When does the desire for truth — especially in a movie — end up having to give way to modern sensibilities and political correctness?
Peter Jackson’s about to find out. He’s trying to remake a movie called The Dam Busters, about a crazy Second World War raid that involved “skipping” bombs across the water to take out Nazi dams. Google it, it’s a crazy tale.
The problem is the hero of the story, pilot Guy Gibson — well, actually his dog.

You see, the dog’s name was Nigger.
According to one story I’ve read:
Stephen Fry, who has been commissioned to write the new script, was asked to suggest alternative names, but David Frost, the executive producer, was reported to have rejected all the options. He was reported to have said: “Guy sometimes used to call his dog Nigsy, so I think that’s what we will call it. Stephen has been coming up with other names but this is the one I want.”
Matthew Dravitzki, Jackson’s executive assistant, told The Dominion Post in Wellington: “To stay true to the story, you can’t just change it. That name is talked about a lot, but we have not made any decision yet.”
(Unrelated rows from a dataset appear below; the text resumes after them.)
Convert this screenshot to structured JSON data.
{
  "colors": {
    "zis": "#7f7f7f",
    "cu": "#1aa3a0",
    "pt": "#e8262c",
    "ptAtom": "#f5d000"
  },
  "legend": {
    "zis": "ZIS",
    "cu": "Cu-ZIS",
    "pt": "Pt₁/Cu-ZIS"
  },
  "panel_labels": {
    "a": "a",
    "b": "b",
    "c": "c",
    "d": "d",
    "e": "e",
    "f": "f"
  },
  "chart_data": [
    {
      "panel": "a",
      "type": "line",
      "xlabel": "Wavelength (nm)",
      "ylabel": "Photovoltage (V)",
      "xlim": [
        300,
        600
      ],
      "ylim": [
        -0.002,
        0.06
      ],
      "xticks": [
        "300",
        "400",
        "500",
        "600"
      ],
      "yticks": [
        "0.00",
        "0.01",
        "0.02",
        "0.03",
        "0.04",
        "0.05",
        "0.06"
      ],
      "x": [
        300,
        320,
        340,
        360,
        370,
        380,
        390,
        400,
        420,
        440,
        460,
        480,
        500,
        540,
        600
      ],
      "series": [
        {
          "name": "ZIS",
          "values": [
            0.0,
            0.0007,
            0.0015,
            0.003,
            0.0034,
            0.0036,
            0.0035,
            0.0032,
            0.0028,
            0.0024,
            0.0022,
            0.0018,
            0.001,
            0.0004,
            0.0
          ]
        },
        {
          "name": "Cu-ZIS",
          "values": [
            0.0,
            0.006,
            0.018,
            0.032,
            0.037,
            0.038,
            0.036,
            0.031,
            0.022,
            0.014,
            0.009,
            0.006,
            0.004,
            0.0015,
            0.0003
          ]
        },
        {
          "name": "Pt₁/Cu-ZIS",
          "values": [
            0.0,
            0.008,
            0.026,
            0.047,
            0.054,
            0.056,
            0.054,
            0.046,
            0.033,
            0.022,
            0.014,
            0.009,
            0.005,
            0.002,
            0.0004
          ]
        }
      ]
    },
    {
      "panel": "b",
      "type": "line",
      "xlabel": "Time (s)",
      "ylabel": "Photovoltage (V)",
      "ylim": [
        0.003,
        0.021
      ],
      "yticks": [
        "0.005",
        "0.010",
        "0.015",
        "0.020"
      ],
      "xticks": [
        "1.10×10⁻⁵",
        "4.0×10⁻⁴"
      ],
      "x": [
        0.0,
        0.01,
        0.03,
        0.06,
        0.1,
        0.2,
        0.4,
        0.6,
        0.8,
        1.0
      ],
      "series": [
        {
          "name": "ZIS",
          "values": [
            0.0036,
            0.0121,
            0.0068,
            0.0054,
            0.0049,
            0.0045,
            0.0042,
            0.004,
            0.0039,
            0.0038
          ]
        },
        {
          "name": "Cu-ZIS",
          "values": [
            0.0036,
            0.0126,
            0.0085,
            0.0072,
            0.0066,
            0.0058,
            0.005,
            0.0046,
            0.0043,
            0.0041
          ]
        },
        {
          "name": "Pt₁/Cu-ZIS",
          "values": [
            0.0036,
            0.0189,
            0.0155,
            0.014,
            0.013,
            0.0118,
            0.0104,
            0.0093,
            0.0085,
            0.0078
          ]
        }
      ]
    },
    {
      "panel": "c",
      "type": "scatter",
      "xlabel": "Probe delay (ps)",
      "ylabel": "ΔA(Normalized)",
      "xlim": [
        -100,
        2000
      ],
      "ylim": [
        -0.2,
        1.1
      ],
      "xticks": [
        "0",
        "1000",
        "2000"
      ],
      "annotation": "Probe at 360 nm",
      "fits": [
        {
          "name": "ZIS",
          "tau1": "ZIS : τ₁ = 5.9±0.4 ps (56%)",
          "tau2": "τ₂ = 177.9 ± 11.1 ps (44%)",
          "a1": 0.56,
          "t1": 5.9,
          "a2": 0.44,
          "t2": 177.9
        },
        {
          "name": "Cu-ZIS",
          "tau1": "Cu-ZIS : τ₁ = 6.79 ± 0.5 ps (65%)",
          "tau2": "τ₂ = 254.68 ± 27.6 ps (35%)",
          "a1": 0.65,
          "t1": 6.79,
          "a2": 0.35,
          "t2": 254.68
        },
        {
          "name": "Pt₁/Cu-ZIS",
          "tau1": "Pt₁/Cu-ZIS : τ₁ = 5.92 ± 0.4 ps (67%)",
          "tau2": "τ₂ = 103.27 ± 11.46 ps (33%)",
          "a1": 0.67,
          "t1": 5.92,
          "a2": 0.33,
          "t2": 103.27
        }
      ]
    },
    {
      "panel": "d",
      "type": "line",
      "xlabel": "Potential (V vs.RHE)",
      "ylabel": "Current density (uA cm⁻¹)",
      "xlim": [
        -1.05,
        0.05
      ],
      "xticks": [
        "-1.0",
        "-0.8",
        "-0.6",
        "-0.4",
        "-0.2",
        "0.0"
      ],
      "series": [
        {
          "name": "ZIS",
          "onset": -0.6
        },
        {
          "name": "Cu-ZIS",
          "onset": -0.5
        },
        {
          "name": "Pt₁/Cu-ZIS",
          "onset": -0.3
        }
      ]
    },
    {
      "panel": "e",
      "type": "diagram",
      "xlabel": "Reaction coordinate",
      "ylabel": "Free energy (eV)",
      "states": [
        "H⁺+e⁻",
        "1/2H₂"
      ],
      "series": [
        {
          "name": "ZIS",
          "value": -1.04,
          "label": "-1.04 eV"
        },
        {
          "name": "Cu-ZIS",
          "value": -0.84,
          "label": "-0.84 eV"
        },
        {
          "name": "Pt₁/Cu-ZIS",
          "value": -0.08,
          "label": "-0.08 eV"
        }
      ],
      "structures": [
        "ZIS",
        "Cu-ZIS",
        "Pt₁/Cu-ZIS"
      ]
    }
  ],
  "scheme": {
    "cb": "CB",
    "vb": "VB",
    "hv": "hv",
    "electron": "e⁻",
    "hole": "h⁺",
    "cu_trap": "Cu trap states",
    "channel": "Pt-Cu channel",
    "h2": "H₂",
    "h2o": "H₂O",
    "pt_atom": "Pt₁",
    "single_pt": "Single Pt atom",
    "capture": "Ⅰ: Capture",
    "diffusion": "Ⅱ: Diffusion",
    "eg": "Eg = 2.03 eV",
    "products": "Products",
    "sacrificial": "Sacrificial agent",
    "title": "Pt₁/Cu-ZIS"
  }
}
In recent television screenings of the original film in Britain, the dog’s name was edited or altered. In a version for US television, it was overdubbed as Trigger.
Apparently, the dog’s name is said 12 times in the 1955 original film, and it’s not glossed over at all in the book that the film is based on.
I can see this controversy overshadowing the rest of the film, and it seems like an easy detail to change — it shouldn’t have any bearing on the realism of the movie at all. But I can also sympathize with the desire to keep things as historically accurate as possible.